On the effect of mask use in the face recognition task (masked–masked vs. unmasked–unmasked), participants had lower A–B scale, t(87) = − 13.405, p < .001, d = − 1.429, 95% CI [− 1.7260, − 1.1320], lower conditional entropy of the second fixation given the third fixation, t(87) = − 6.733, p < .001, d = − .718, 95% CI [− .9520, − .4834], and lower conditional entropy of the third fixation given the second fixation, t(87) = − 10.075, p < .001, d = − 1.074, 95% CI [− 1.3364, − .8117], when performed the face recognition task with masked faces than with unmasked faces. No significant different was found in marginal entropy of the first fixation, t(87) = − .752, p = .454. Thus, they had more eye-focused eye movement pattern and more consistent gaze transition behavior in the recognition task with masked faces than unmasked faces.
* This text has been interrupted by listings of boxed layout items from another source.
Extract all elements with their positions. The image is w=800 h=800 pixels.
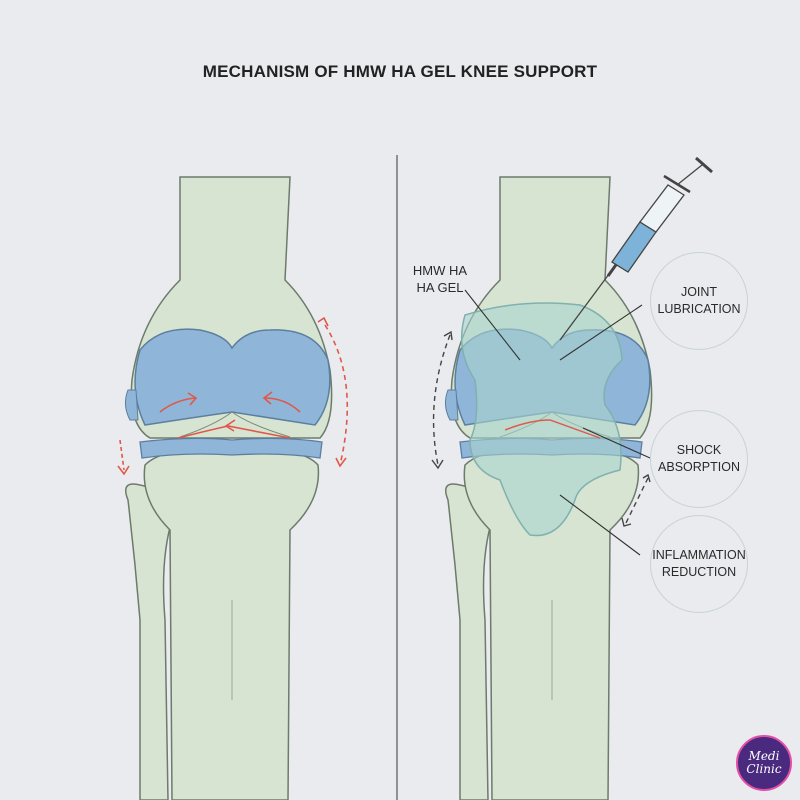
label-line: SHOCK <box>676 443 722 457</box>
logo-text: Medi <box>748 749 780 763</box>
medi-clinic-logo: Medi Clinic <box>736 735 792 791</box>
ha-gel-label: HMW HA HA GEL <box>405 262 475 296</box>
healthy-knee <box>124 176 333 800</box>
label-line: ABSORPTION <box>658 460 740 474</box>
label-line: LUBRICATION <box>657 302 741 316</box>
syringe-icon <box>559 156 713 341</box>
page-title: MECHANISM OF HMW HA GEL KNEE SUPPORT <box>202 62 598 81</box>
shock-absorption-callout: SHOCK ABSORPTION <box>650 410 748 508</box>
motion-arrows-dashed <box>431 330 651 527</box>
leader-lines <box>464 289 651 556</box>
motion-arrows-red <box>117 316 349 476</box>
label-line: HMW HA <box>412 263 468 278</box>
ha-gel <box>460 302 623 537</box>
logo-text: Clinic <box>746 762 782 776</box>
label-line: INFLAMMATION <box>652 548 746 562</box>
label-line: HA GEL <box>416 280 464 295</box>
label-line: JOINT <box>680 285 718 299</box>
joint-lubrication-callout: JOINT LUBRICATION <box>650 252 748 350</box>
inflammation-reduction-callout: INFLAMMATION REDUCTION <box>650 515 748 613</box>
label-line: REDUCTION <box>661 565 737 579</box>
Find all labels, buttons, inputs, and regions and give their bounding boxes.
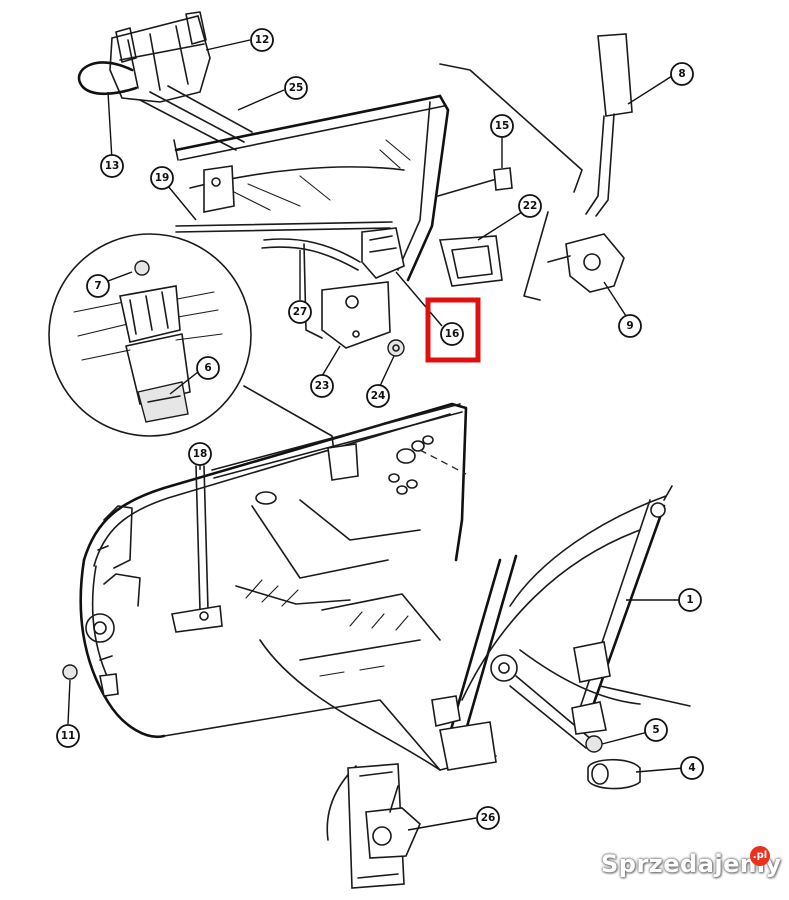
callout-9-label: 9 xyxy=(626,320,633,332)
callout-23: 23 xyxy=(310,374,334,398)
callout-25: 25 xyxy=(284,76,308,100)
callout-26-label: 26 xyxy=(481,812,496,824)
callout-18: 18 xyxy=(188,442,212,466)
callout-26: 26 xyxy=(476,806,500,830)
callout-19: 19 xyxy=(150,166,174,190)
callout-11: 11 xyxy=(56,724,80,748)
callout-7-label: 7 xyxy=(94,280,101,292)
callout-11-label: 11 xyxy=(61,730,76,742)
callout-1-label: 1 xyxy=(686,594,693,606)
callout-18-label: 18 xyxy=(193,448,208,460)
callout-5: 5 xyxy=(644,718,668,742)
window-regulator xyxy=(326,485,691,889)
callout-leaders xyxy=(67,39,685,831)
callout-6: 6 xyxy=(196,356,220,380)
callout-16: 16 xyxy=(425,297,481,363)
callout-8-label: 8 xyxy=(678,68,685,80)
callout-25-label: 25 xyxy=(289,82,304,94)
callout-7: 7 xyxy=(86,274,110,298)
callout-13-label: 13 xyxy=(105,160,120,172)
callout-24: 24 xyxy=(366,384,390,408)
callout-22-label: 22 xyxy=(523,200,538,212)
detail-magnifier xyxy=(48,233,335,453)
callout-27-label: 27 xyxy=(293,306,308,318)
callout-16-highlight-box xyxy=(425,297,481,363)
watermark-badge: .pl xyxy=(750,846,770,866)
callout-19-label: 19 xyxy=(155,172,170,184)
callout-9: 9 xyxy=(618,314,642,338)
callout-5-label: 5 xyxy=(652,724,659,736)
callout-12-label: 12 xyxy=(255,34,270,46)
callout-13: 13 xyxy=(100,154,124,178)
callout-4-label: 4 xyxy=(688,762,695,774)
callout-27: 27 xyxy=(288,300,312,324)
callout-15: 15 xyxy=(490,114,514,138)
callout-24-label: 24 xyxy=(371,390,386,402)
callout-12: 12 xyxy=(250,28,274,52)
callout-23-label: 23 xyxy=(315,380,330,392)
door-inner-panel xyxy=(62,402,497,771)
callout-22: 22 xyxy=(518,194,542,218)
callout-8: 8 xyxy=(670,62,694,86)
upper-door-frame xyxy=(77,11,633,357)
callout-4: 4 xyxy=(680,756,704,780)
callout-15-label: 15 xyxy=(495,120,510,132)
callout-1: 1 xyxy=(678,588,702,612)
callout-16-label: 16 xyxy=(445,328,460,340)
callout-6-label: 6 xyxy=(204,362,211,374)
Relationship between eye movement behavior change and performance change due to mask use during face recognition
We then examined whether eye movement behavior change was associated with participants’ recognition performance change due to mask use during face recognition. On the change of recognition performance due to mask use during learning (unmasked–unmasked condition minus masked–unmasked condition), larger performance impairment in d′ was correlated with the smaller change toward Pattern B with mask use, r(86) = − .240, p = .024 (Fig. 4). This correlation was still significant when we partialled out general intelligence as measured in RSPM, r(85) = − .249, p = .020, or when we partialled out both general intelligence and cognitive ability measures, r(75) = − .269, p = .018, using partial correlation analysis. These results suggested that individuals who adjusted their eye movement patterns to be more eyes-focused (Pattern B) when recognizing an unmasked face that was learned with a mask on during learning had less recognition performance impairment.
On the change of recognition performance due to mask use during recognition (unmasked–unmasked condition minus unmasked–masked condition), smaller performance impairment in d′ was correlated with larger change toward low conditional entropy of the third fixation given the second fixation with mask use, r(86) = − .217, p = .043 (Fig. 5). This correlation was still significant when we partialled out general intelligence as measured in RSPM, r(85) = − .235, p = .028, and it became marginal when we partialled out both general intelligence and cognitive ability measures, r(75) = − .217, p = .058. In an explorative analysis examining which cognitive abilities were correlated with change in conditional entropy of the third fixation given the second fixation, we found that it was correlated with general intelligence (RSPM), r(86) = − .276, p = .009, and TOL execution time, r(85) = .214, p = .045, suggesting that higher general intelligence and shorter execution time in TOL were associated with larger change toward low conditional entropy of the third fixation given the second fixation. These results suggested that individuals who had increased eye gaze transition consistency when recognizing a masked face that was learned without a mask on had less recognition performance impairment due to the mask use.
On the change in performance due to mask use in the face recognition task (unmasked–unmasked condition minus masked–masked condition), the change in face recognition performance was not associated with the change in any of the eye movement behavior measures.